We can utilize this approach here. First we convert a random LUSC sample to a ranked list of genes, based on their copy number value:
import cns
import cns.data_utils as cdu
samples_df, cns_df = cdu.main_load("COSMIC")
cns_df = cns.add_total_cn(cns_df)
lusc_df = cns.select_cns_by_type(cns_df, samples_df, "LUSC")
lusc_one_df = cns.cns_head(lusc_df, 1)
rank_list = lusc_one_df.sort_values(by="total_cn", ascending=False)["name"].to_list()
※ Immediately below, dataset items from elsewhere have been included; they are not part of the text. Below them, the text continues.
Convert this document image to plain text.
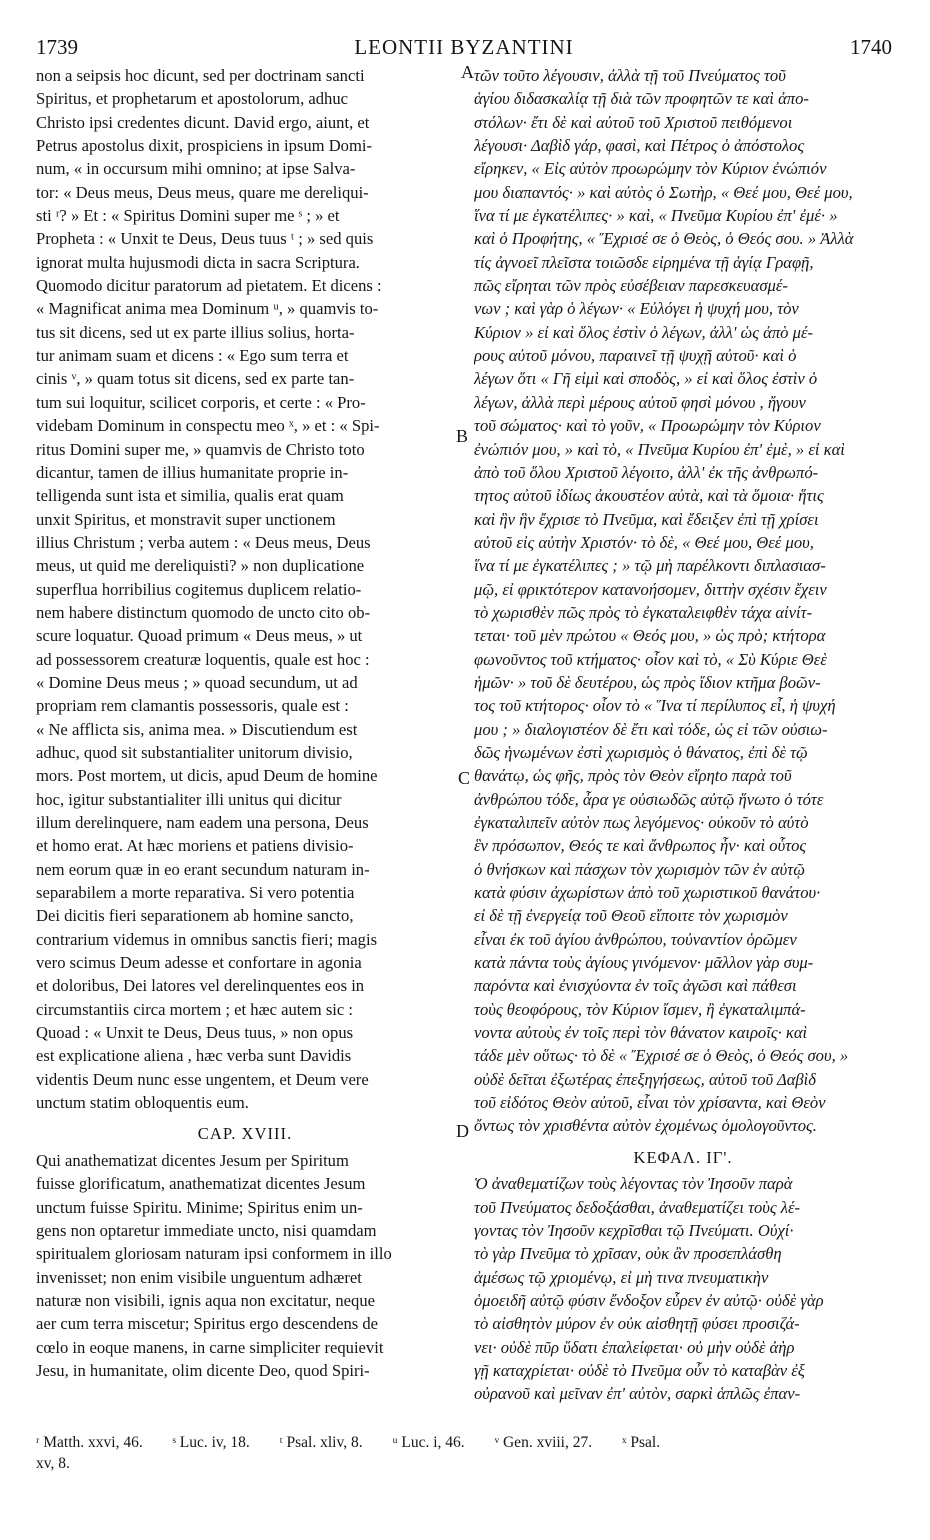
LEONTII BYZANTINI
1739	1740
non a seipsis hoc dicunt, sed per doctrinam sancti
Spiritus, et prophetarum et apostolorum, adhuc
Christo ipsi credentes dicunt. David ergo, aiunt, et
Petrus apostolus dixit, prospiciens in ipsum Domi-
num, « in occursum mihi omnino; at ipse Salva-
tor: « Deus meus, Deus meus, quare me dereliqui-
sti ʳ? » Et : « Spiritus Domini super me ˢ ; » et
Propheta : « Unxit te Deus, Deus tuus ᵗ ; » sed quis
ignorat multa hujusmodi dicta in sacra Scriptura.
Quomodo dicitur paratorum ad pietatem. Et dicens :
« Magnificat anima mea Dominum ᵘ, » quamvis to-
tus sit dicens, sed ut ex parte illius solius, horta-
tur animam suam et dicens : « Ego sum terra et
cinis ᵛ, » quam totus sit dicens, sed ex parte tan-
tum sui loquitur, scilicet corporis, et certe : « Pro-
videbam Dominum in conspectu meo ˣ, » et : « Spi-
ritus Domini super me, » quamvis de Christo toto
dicantur, tamen de illius humanitate proprie in-
telligenda sunt ista et similia, qualis erat quam
unxit Spiritus, et monstravit super unctionem
illius Christum ; verba autem : « Deus meus, Deus
meus, ut quid me dereliquisti? » non duplicatione
superflua horribilius cogitemus duplicem relatio-
nem habere distinctum quomodo de uncto cito ob-
scure loquatur. Quoad primum « Deus meus, » ut
ad possessorem creaturæ loquentis, quale est hoc :
« Domine Deus meus ; » quoad secundum, ut ad
propriam rem clamantis possessoris, quale est :
« Ne afflicta sis, anima mea. » Discutiendum est
adhuc, quod sit substantialiter unitorum divisio,
mors. Post mortem, ut dicis, apud Deum de homine
hoc, igitur substantialiter illi unitus qui dicitur
illum derelinquere, nam eadem una persona, Deus
et homo erat. At hæc moriens et patiens divisio-
nem eorum quæ in eo erant secundum naturam in-
separabilem a morte reparativa. Si vero potentia
Dei dicitis fieri separationem ab homine sancto,
contrarium videmus in omnibus sanctis fieri; magis
vero scimus Deum adesse et confortare in agonia
et doloribus, Dei latores vel derelinquentes eos in
circumstantiis circa mortem ; et hæc autem sic :
Quoad : « Unxit te Deus, Deus tuus, » non opus
est explicatione aliena , hæc verba sunt Davidis
videntis Deum nunc esse ungentem, et Deum vere
unctum statim obloquentis eum.
CAP. XVIII.
Qui anathematizat dicentes Jesum per Spiritum
fuisse glorificatum, anathematizat dicentes Jesum
unctum fuisse Spiritu. Minime; Spiritus enim un-
gens non optaretur immediate uncto, nisi quamdam
spiritualem gloriosam naturam ipsi conformem in illo
invenisset; non enim visibile unguentum adhæret
naturæ non visibili, ignis aqua non excitatur, neque
aer cum terra miscetur; Spiritus ergo descendens de
cœlo in eoque manens, in carne simpliciter requievit
Jesu, in humanitate, olim dicente Deo, quod Spiri-
τῶν τοῦτο λέγουσιν, ἀλλὰ τῇ τοῦ Πνεύματος τοῦ
ἁγίου διδασκαλίᾳ τῇ διὰ τῶν προφητῶν τε καὶ ἀπο-
στόλων· ἔτι δὲ καὶ αὐτοῦ τοῦ Χριστοῦ πειθόμενοι
λέγουσι· Δαβὶδ γάρ, φασὶ, καὶ Πέτρος ὁ ἀπόστολος
εἴρηκεν, « Εἰς αὐτὸν προωρώμην τὸν Κύριον ἐνώπιόν
μου διαπαντός· » καὶ αὐτὸς ὁ Σωτὴρ, « Θεέ μου, Θεέ μου,
ἵνα τί με ἐγκατέλιπες· » καὶ, « Πνεῦμα Κυρίου ἐπ' ἐμέ· »
καὶ ὁ Προφήτης, « Ἔχρισέ σε ὁ Θεὸς, ὁ Θεός σου. » Ἀλλὰ
τίς ἀγνοεῖ πλεῖστα τοιῶσδε εἰρημένα τῇ ἁγίᾳ Γραφῇ,
πῶς εἴρηται τῶν πρὸς εὐσέβειαν παρεσκευασμέ-
νων ; καὶ γὰρ ὁ λέγων· « Εὐλόγει ἡ ψυχή μου, τὸν
Κύριον » εἰ καὶ ὅλος ἐστὶν ὁ λέγων, ἀλλ' ὡς ἀπὸ μέ-
ρους αὐτοῦ μόνου, παραινεῖ τῇ ψυχῇ αὐτοῦ· καὶ ὁ
λέγων ὅτι « Γῆ εἰμὶ καὶ σποδὸς, » εἰ καὶ ὅλος ἐστὶν ὁ
λέγων, ἀλλὰ περὶ μέρους αὐτοῦ φησὶ μόνου , ἤγουν
τοῦ σώματος· καὶ τὸ γοῦν, « Προωρώμην τὸν Κύριον
ἐνώπιόν μου, » καὶ τὸ, « Πνεῦμα Κυρίου ἐπ' ἐμὲ, » εἰ καὶ
ἀπὸ τοῦ ὅλου Χριστοῦ λέγοιτο, ἀλλ' ἐκ τῆς ἀνθρωπό-
τητος αὐτοῦ ἰδίως ἀκουστέον αὐτὰ, καὶ τὰ ὅμοια· ἥτις
καὶ ἣν ἣν ἔχρισε τὸ Πνεῦμα, καὶ ἔδειξεν ἐπὶ τῇ χρίσει
αὐτοῦ εἰς αὐτὴν Χριστόν· τὸ δὲ, « Θεέ μου, Θεέ μου,
ἵνα τί με ἐγκατέλιπες ; » τῷ μὴ παρέλκοντι διπλασιασ-
μῷ, εἰ φρικτότερον κατανοήσομεν, διττὴν σχέσιν ἔχειν
τὸ χωρισθὲν πῶς πρὸς τὸ ἐγκαταλειφθὲν τάχα αἰνίτ-
τεται· τοῦ μὲν πρώτου « Θεός μου, » ὡς πρὸ; κτήτορα
φωνοῦντος τοῦ κτήματος· οἷον καὶ τὸ, « Σὺ Κύριε Θεὲ
ἡμῶν· » τοῦ δὲ δευτέρου, ὡς πρὸς ἴδιον κτῆμα βοῶν-
τος τοῦ κτήτορος· οἷον τὸ « Ἵνα τί περίλυπος εἶ, ἡ ψυχή
μου ; » διαλογιστέον δὲ ἔτι καὶ τόδε, ὡς εἰ τῶν οὐσιω-
δῶς ἡνωμένων ἐστὶ χωρισμὸς ὁ θάνατος, ἐπὶ δὲ τῷ
θανάτῳ, ὡς φῆς, πρὸς τὸν Θεὸν εἴρηto παρὰ τοῦ
ἀνθρώπου τόδε, ἆρα γε οὐσιωδῶς αὐτῷ ἥνωτο ὁ τότε
ἐγκαταλιπεῖν αὐτὸν πως λεγόμενος· οὐκοῦν τὸ αὐτὸ
ἓν πρόσωπον, Θεός τε καὶ ἄνθρωπος ἦν· καὶ οὗτος
ὁ θνήσκων καὶ πάσχων τὸν χωρισμὸν τῶν ἐν αὐτῷ
κατὰ φύσιν ἀχωρίστων ἀπὸ τοῦ χωριστικοῦ θανάτου·
εἰ δὲ τῇ ἐνεργείᾳ τοῦ Θεοῦ εἴποιτε τὸν χωρισμὸν
εἶναι ἐκ τοῦ ἁγίου ἀνθρώπου, τοὐναντίον ὁρῶμεν
κατὰ πάντα τοὺς ἁγίους γινόμενον· μᾶλλον γὰρ συμ-
παρόντα καὶ ἐνισχύοντα ἐν τοῖς ἀγῶσι καὶ πάθεσι
τοὺς θεοφόρους, τὸν Κύριον ἴσμεν, ἢ ἐγκαταλιμπά-
νοντα αὐτοὺς ἐν τοῖς περὶ τὸν θάνατον καιροῖς· καὶ
τάδε μὲν οὕτως· τὸ δὲ « Ἔχρισέ σε ὁ Θεὸς, ὁ Θεός σου, »
οὐδὲ δεῖται ἐξωτέρας ἐπεξηγήσεως, αὐτοῦ τοῦ Δαβὶδ
τοῦ εἰδότος Θεὸν αὐτοῦ, εἶναι τὸν χρίσαντα, καὶ Θεὸν
ὄντως τὸν χρισθέντα αὐτὸν ἐχομένως ὁμολογοῦντος.
ΚΕΦΑΛ. ΙΓ'.
Ὁ ἀναθεματίζων τοὺς λέγοντας τὸν Ἰησοῦν παρὰ
τοῦ Πνεύματος δεδοξάσθαι, ἀναθεματίζει τοὺς λέ-
γοντας τὸν Ἰησοῦν κεχρῖσθαι τῷ Πνεύματι. Οὐχί·
τὸ γὰρ Πνεῦμα τὸ χρῖσαν, οὐκ ἂν προσεπλάσθη
ἀμέσως τῷ χριομένῳ, εἰ μὴ τινα πνευματικὴν
ὁμοειδῆ αὐτῷ φύσιν ἔνδοξον εὗρεν ἐν αὐτῷ· οὐδὲ γὰρ
τὸ αἰσθητὸν μύρον ἐν οὐκ αἰσθητῇ φύσει προσιζά-
νει· οὐδὲ πῦρ ὕδατι ἐπαλείφεται· οὐ μὴν οὐδὲ ἀὴρ
γῇ καταχρίεται· οὐδὲ τὸ Πνεῦμα οὖν τὸ καταβὰν ἐξ
οὐρανοῦ καὶ μεῖναν ἐπ' αὐτὸν, σαρκὶ ἁπλῶς ἐπαν-
A
B
C
D
ʳ Matth. xxvi, 46. ˢ Luc. iv, 18. ᵗ Psal. xliv, 8. ᵘ Luc. i, 46. ᵛ Gen. xviii, 27. ˣ Psal.
xv, 8.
Then we convert the list of genes to a natural language query:
query = "Below is a list of COSMIC {gene_names} ordered by descending total copy number in a cell. Your task is to identify the cancer type of that sample.\n\n"
query += "{gene_names}: " + " ".join(rank_list) + "\n\n"
query += "Answer:"
print(query)
Submitted to ChatGPT 5, the model correctly identifies the LUSC cancer:
Based on the gene copy-number profile you listed, the strongest clue is the massive amplification of 11q13 (CCND1, FADD) together with SOX2, PIK3CA, TP63, EGFR, FGFR1, MYC, CCND1/CCND2/CCND3, CDK6, CDK4. This is a very characteristic pattern of squamous cell carcinoma of the lung (LUSC):
CCND1 amplification is one of the most frequent events in LUSC.
SOX2 amplification (3q26) is a defining driver of lung squamous carcinoma, rarely seen in adenocarcinoma.
TP63 amplification is again highly specific to squamous tumors.
Co-amplifications of PIK3CA, FGFR1, EGFR, MYC fit this profile.
The broad set of genes amplified (many regulators of squamous differentiation and RTK/RAS/PI3K signaling) reflects typical copy-number–driven LUSC biology.
By contrast, lung adenocarcinomas usually show KRAS, EGFR, ALK, ROS1, MET exon 14, ERBB2 point mutations/fusions and have fewer widespread squamous-type CNAs.
Answer: Lung squamous cell carcinoma (LUSC).
However, generating this output for one sample takes longer than classifying the whole dataset with our model and it would cost around ~200$ on API fees to classify our whole dataset.